Last Updated on July 21, 2021 by Admin
What is Site Planning?
Site planning is the design and process of planning for a new development project. Within Community Development, this stage of site planning is the organizing phase where urban planners create a tactical/detailed plan of new developments.
Site Planning Online Course
One of the best online courses to learn how to plan a site, its infrastructure, and public spaces so that it is sustainable, supports human needs, compatible with its natural and man-made surroundings, adaptable, and economically efficient. The course includes many examples of well-planned sites.
About this course
Cities are built the site by site. Site planning has been taught in urban planning, landscape architecture, and architecture programs for over a century and continues to be a foundation course for those who aspire to plan the built environment. It is a required subject on licensing and certification programs for each of these disciplines.
- Course Offered By Massachusetts Institute of Technology (MIT)
- Course Duration: 10 Weeks
- Price: Free Online Course
- Course Type: Self-paced on your time
Mastering the art of site planning requires substantive knowledge, well-honed design skills, and familiarity with examples and prototypes of site organization.
What you’ll learn
- How to analyze a site and imagine the possibilities for its use.
- How to create a program and a plan for a site.
- How to make choices about site infrastructure.
- Examples of well-planned sites.
The course is organized into 10 one-week units, each containing 3-6 video learning modules. Each module is presented by an expert in the areas.
The topics covered during each week are:
1. Introduction: site values; exemplary greenfield and urban sites.
2. Site analysis: natural site analysis; the man-made context of sites; infrastructure capacity; development regulations and policies; sites as property; integrating site knowledge.
3. Site planning methods: planning processes; users, stakeholders, and the public; economic value of sites; design methods; digital media for design; creating a site proposal.
4. Site infrastructure: storm-water management; complete streets; pedestrian realms; water supply and disposal; energy for sites; intelligent infrastructure.
5. Site concepts and performance: place-making; subdivision and site assembly; scoring site performance; impact assessment.
6. Residential sites: a history of residential sites; typology of housing forms; housing and community design; dense residential sites.
7. Places for commerce and work: prototypes for shopping; future workplaces; innovation zones; planning for e-commerce.
8. Places for recreation and culture: Landscape structure; urban public spaces; human development and play; cultural districts.
9. College and university planning: types of universities; campus form and communication; new campuses; networked campuses; planning for adaptability.
10. Planning communities: mixed-use development; new communities; the future of communities; concluding remarks.
Students will be examined in 4 quizzes about their comprehension of the materials covered.

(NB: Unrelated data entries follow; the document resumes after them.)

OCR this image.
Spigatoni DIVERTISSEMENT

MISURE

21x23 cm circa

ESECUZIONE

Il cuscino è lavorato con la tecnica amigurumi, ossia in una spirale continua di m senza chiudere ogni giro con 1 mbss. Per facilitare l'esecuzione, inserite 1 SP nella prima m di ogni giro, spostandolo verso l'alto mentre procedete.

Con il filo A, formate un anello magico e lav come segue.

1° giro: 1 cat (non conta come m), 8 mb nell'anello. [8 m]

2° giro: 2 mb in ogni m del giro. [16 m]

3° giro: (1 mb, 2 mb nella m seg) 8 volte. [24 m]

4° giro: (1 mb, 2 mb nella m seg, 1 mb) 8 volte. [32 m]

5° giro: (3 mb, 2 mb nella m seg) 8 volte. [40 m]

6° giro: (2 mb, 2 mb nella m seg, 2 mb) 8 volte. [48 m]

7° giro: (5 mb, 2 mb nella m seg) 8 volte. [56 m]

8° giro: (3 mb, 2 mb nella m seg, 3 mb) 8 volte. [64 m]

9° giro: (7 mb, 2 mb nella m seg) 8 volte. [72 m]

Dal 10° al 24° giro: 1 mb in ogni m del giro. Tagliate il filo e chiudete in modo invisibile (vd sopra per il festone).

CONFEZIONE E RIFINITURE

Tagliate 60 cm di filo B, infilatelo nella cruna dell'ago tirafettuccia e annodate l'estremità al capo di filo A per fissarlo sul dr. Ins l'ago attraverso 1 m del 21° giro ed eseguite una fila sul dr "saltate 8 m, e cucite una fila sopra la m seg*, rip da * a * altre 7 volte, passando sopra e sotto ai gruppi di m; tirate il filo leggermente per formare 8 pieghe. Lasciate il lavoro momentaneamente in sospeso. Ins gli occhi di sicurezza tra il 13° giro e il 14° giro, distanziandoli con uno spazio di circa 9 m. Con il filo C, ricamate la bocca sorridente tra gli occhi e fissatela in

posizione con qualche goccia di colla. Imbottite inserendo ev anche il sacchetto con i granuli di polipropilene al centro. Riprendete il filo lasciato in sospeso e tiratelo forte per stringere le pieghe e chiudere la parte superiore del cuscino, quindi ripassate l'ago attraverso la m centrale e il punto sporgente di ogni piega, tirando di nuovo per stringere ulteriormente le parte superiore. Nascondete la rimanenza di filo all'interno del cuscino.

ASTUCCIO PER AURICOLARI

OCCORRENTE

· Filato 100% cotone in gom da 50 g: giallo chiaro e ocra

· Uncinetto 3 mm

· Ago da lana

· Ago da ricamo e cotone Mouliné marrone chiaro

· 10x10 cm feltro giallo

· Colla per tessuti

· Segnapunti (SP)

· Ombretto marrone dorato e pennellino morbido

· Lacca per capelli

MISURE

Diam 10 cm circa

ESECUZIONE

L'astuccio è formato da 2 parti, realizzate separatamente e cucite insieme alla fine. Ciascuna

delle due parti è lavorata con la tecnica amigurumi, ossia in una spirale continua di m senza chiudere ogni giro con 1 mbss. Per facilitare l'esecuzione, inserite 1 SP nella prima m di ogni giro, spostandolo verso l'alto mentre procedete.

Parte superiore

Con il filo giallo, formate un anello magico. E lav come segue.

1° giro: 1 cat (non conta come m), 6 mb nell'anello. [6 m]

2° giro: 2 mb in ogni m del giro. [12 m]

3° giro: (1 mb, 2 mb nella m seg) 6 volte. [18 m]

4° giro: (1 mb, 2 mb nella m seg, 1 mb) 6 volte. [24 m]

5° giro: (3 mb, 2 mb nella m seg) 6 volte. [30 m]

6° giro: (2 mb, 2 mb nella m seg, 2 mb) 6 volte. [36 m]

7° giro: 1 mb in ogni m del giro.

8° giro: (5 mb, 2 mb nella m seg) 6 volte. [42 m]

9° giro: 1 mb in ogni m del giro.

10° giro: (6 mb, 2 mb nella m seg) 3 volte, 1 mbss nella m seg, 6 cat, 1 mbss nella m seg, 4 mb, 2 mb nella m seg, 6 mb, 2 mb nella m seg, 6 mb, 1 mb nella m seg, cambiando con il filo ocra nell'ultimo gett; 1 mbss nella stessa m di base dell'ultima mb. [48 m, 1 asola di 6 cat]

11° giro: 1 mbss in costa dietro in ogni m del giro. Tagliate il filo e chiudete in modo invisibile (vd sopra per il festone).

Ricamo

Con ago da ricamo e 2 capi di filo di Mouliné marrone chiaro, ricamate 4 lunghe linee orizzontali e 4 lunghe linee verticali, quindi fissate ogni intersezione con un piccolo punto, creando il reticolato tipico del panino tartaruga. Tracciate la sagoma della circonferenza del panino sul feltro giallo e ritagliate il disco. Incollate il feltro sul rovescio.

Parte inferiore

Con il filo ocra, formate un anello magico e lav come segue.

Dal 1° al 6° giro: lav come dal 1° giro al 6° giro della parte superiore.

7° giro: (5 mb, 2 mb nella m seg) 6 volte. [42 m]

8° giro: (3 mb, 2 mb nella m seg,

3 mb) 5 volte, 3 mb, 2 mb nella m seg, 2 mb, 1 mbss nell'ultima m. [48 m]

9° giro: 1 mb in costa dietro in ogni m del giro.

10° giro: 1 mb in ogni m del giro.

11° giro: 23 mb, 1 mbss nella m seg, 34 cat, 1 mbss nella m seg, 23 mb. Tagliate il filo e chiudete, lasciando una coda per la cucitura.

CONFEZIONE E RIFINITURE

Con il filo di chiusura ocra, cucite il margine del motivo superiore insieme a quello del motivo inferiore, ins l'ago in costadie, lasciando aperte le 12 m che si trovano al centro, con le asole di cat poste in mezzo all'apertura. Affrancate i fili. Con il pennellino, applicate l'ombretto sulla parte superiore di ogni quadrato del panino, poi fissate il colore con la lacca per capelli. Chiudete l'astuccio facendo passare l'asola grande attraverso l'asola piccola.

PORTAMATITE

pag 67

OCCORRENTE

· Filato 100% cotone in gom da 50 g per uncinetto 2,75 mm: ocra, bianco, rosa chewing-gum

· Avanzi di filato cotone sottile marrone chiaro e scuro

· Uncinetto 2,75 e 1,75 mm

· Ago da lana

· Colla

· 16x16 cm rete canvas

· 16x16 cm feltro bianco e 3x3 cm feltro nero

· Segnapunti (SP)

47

In addition to viewing the modules, students will have the opportunity to prepare a site plan in three stages: a site analysis (3 weeks); a program and concept plan (4 weeks), and a detailed plan for part of the public domain of a site (3 weeks.)
The course will provide basic data on two sites that may be used for this exercise. Alternatively, students may select a site in their own community and use it for their project. Or if the course is being taken in parallel with a university-level studio or workshop, the results may be submitted for grading and feedback.